Mr Murray said the behaviour of dairy processors had come to his attention by the industry, which prompted a request for the ACCC agriculture enforcement unit to investigate if there were any substance to the claims.
"I have received unconfirmed reports that processors may have been trading milk between one another to bring down the market price and ultimately undermine farmers," Mr Murray said.
"I wrote to one of the senior members of the ACCC's agriculture team to look into that and whether any other unconscionable behaviour may have taken place - and hold an inquiry if warranted."
Mr Murray said he would continue to put pressure on the State government to provide assistance to farmers.
WAFarmers Dairy Council president and Dardanup farmer Phil Depiazzi told Farm Weekly this was the first time he had heard such claims.
"I know very little about the background and the reasoning behind the request.
"Until we know more we are reluctant to comment further."
Mr Depiazzi said WAFarmers was working with processors and dairy farmers to resolve the issue of finding somewhere for farmers to sell their milk.
"We need to address this issue," Mr Depiazzi said.
"Further work needs to be done, but I am hoping all parties can co-operate to find a long-term solution, but the short-term issue needs to be addressed and quickly.

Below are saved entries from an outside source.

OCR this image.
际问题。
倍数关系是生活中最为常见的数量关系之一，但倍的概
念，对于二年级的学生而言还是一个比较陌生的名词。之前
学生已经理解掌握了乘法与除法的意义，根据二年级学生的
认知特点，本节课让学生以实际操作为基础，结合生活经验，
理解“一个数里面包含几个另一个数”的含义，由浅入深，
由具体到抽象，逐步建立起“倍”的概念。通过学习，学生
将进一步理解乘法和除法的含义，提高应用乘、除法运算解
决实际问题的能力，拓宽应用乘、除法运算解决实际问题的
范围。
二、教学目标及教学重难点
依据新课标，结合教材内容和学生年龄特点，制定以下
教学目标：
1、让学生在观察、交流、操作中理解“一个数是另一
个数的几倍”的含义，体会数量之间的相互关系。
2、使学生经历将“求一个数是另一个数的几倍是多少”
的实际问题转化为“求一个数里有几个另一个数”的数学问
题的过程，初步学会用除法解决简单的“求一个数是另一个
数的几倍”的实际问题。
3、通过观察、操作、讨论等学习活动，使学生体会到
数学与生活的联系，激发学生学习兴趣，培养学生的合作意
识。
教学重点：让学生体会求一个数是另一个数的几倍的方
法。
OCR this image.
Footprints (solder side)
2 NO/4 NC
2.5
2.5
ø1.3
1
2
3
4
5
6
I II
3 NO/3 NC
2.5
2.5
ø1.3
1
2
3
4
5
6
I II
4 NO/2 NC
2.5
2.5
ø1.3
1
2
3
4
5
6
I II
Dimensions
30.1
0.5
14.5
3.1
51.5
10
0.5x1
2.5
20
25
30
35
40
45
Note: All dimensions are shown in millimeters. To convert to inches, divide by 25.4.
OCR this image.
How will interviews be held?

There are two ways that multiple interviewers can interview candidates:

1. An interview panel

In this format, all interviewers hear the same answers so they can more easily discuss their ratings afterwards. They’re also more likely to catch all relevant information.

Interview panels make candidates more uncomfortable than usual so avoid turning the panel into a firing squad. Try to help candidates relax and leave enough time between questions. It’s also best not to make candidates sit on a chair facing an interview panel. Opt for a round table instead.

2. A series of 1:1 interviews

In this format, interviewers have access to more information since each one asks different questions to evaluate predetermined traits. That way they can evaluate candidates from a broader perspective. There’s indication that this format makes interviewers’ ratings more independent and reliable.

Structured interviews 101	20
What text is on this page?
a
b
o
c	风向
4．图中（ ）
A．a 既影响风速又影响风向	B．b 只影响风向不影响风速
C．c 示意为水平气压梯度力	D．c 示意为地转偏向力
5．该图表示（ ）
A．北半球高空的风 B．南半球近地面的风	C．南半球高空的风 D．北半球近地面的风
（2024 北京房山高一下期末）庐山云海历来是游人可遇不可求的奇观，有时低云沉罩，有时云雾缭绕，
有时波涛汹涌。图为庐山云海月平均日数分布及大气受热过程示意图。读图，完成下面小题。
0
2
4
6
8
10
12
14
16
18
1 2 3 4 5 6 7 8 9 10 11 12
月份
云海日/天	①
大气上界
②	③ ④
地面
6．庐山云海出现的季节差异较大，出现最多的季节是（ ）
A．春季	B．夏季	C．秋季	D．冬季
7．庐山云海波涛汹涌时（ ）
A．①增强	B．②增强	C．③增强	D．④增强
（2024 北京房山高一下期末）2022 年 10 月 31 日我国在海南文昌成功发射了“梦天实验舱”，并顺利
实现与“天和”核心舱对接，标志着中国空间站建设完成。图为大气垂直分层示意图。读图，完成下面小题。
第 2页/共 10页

We need to ensure they have a choice, as to whether they continue to milk cows or not - we don't want to see anyone forced out of the industry."
Mr Murray said he had been in regular contact with many of the affected farmers and other people whose businesses spin off the dairy industry.
"The State government should be looking to help ease those immediate financial pressures and provide access to mental health services for farmers if necessary," Mr Murray said.
"It would be remiss of me if I didn't follow this claim up."
Mr Murray said there were longer term issues of opening up more of those new markets.
"I question why that has not happened more quickly and why we are now playing catch-up with millions of litres of milk with nowhere to go," Mr Murray said.